Effect salt stress on crop growth and development

Two major effects of salinity on crop plants

1. Osmotic effect or water deficit effect

Reduces the plant’s ability to take up water, and this leads to slower growth. This is the osmotic or water-deficit effectof salinity.

2. Salt specific effect or Ion Excess Effect

Salts enter the transpiration stream and eventually injure cells in the transpiring leaves, further reducing growth

Effect of salt stress on crop growth and development

1. Germination

Seed germination in saline condition is affected by three ways.

Increased osmotic pressure of the soil solution which restricts the absorption and entry of water into the seeds.

Certain salt constituents are toxic to the embryo and seedlings. Anions like CO3, NO3, Cl-, SO4 are more harmful to seed germination.

Salt stress hampers the metabolism of stored materials. Protease, enzyme catalyses the solubility of proteins to soluble nitrogen in seeds is inhibited by salinity. a - amylase activity is very much inhibited. Therefore starch to sugar conversion is prevented.
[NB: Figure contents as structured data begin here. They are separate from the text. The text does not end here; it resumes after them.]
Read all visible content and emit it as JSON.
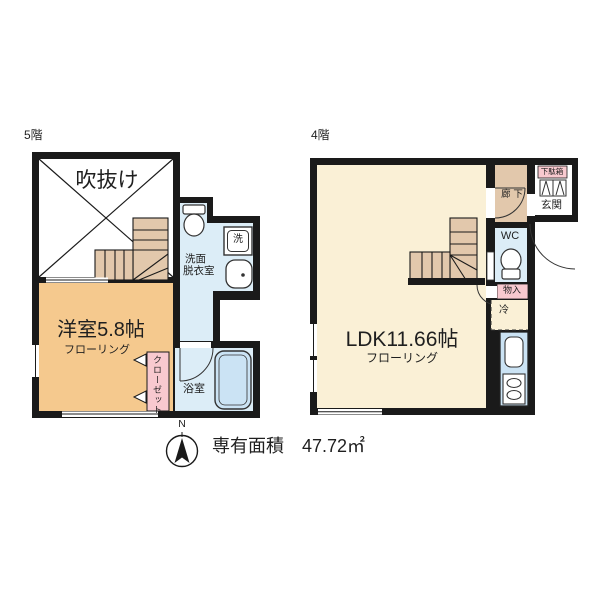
{
  "legend": {
    "north": "N",
    "area_label": "専有面積",
    "area_value": "47.72㎡"
  },
  "floor5": {
    "label": "5階",
    "rooms": {
      "void": "吹抜け",
      "bedroom": "洋室5.8帖",
      "bedroom_floor": "フローリング",
      "closet": "クローゼット",
      "washroom_line1": "洗面",
      "washroom_line2": "脱衣室",
      "washer": "洗",
      "bath": "浴室"
    }
  },
  "floor4": {
    "label": "4階",
    "rooms": {
      "ldk": "LDK11.66帖",
      "ldk_floor": "フローリング",
      "hallway": "廊 下",
      "shoe_cabinet": "下駄箱",
      "entrance": "玄関",
      "wc": "WC",
      "storage": "物入",
      "fridge": "冷"
    }
  },
  "colors": {
    "wall": "#1a1a1a",
    "bedroom_orange": "#F5C98E",
    "ldk_cream": "#FAF0D6",
    "stair_tan": "#E2C8AC",
    "water_blue": "#DCEDF7",
    "fixture_blue": "#CBE3F4",
    "pink": "#F8C9CF",
    "white": "#FFFFFF"
  }
}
Salinity delays the synthesis of nucleic acids and RNAase. Salinity exerts an inhibition of glyoxysomal catalase, malate synthase and isocitrate lyase leads to reduction of glycerides and more of free fatty acids in oil seeds.

2. Vegetative growth

Due to accumulation of more ions in the soil as well as in the root zone, plants are unable to absorb water and thus water deficit stress condition is occurred in plants, which is termed as physiological drought.

During vegetative stage, salt induced water stress causes closure of stomata leads to reduction in CO2 assimilation and transpiration. Reduced turgor potential affects the leaf expansion. Because of reduction in leaf area, light interception is reduced, photosynthetic rate is affected which coupled with spurt in respiration, resulting into reduced biomass accumulation.

3. Photosynthetic

Accumulation of high concentration of Na2 and Cl- in chloroplast, photosynthesis is inhibited. Since photosynthetic electron transport appears relatively insensitive to salts, either carbon metabolism or photophosphorylation may be affected. Photosynthetic enzyme or the enzymes responsible for carbon assimilation are very sensitive to the presence of NaCl.

4. Reproductive growth and yield

Under salt stress condition, the onset of flowing is delayed due to the limitations of source size. The quantum of reproductive structure such as number of flowers / panicle is very much reduced. Due to high deposition of salts in tissues, most of the metabolic processes such as synthesis of proteins, amino acids, sugars, starch and other organic compounds are altered. This disturbance in the normal metabolism affects the mobility of metabolites from the site of production to the site of utilization for reproductive growth. Therefore the development of reproductive structures and further maturation processes are very much affected which ultimately diminish the crop yield. Due to imbalance of nutrients under salt stress, hormone synthesis is hampered leads to reduction in quantity as well as quality of crop produce.

CROP ADAPTATIONS TO SALT STRESS

Based on the responses to high concentration of salts, plants can be divided into two broad groups.

1) Halophytes
 
2) Glycophytes
 

Halophyte

 Group of plants able to grow even in high saline conditions, which are otherwise called as salt tolerant types. They are native to saline soils.

Glycophytes (Literally "sweet plants") Nonhalophytes

They are sensitive plants and unable to grow under saline conditions. Most of the cultivated crop species belong to glycophytes. Glycophytes begin to show the signs of growth inhibition, leaf discoloration and loss of dry weight, when concentration of the salts reaches above the threshold level.

Among the crops, maize, onion, citric lettuce and bean are highly sensitive to salt. Cotton and barley are moderately sensitive sugarbeet and date palms are highly tolerant.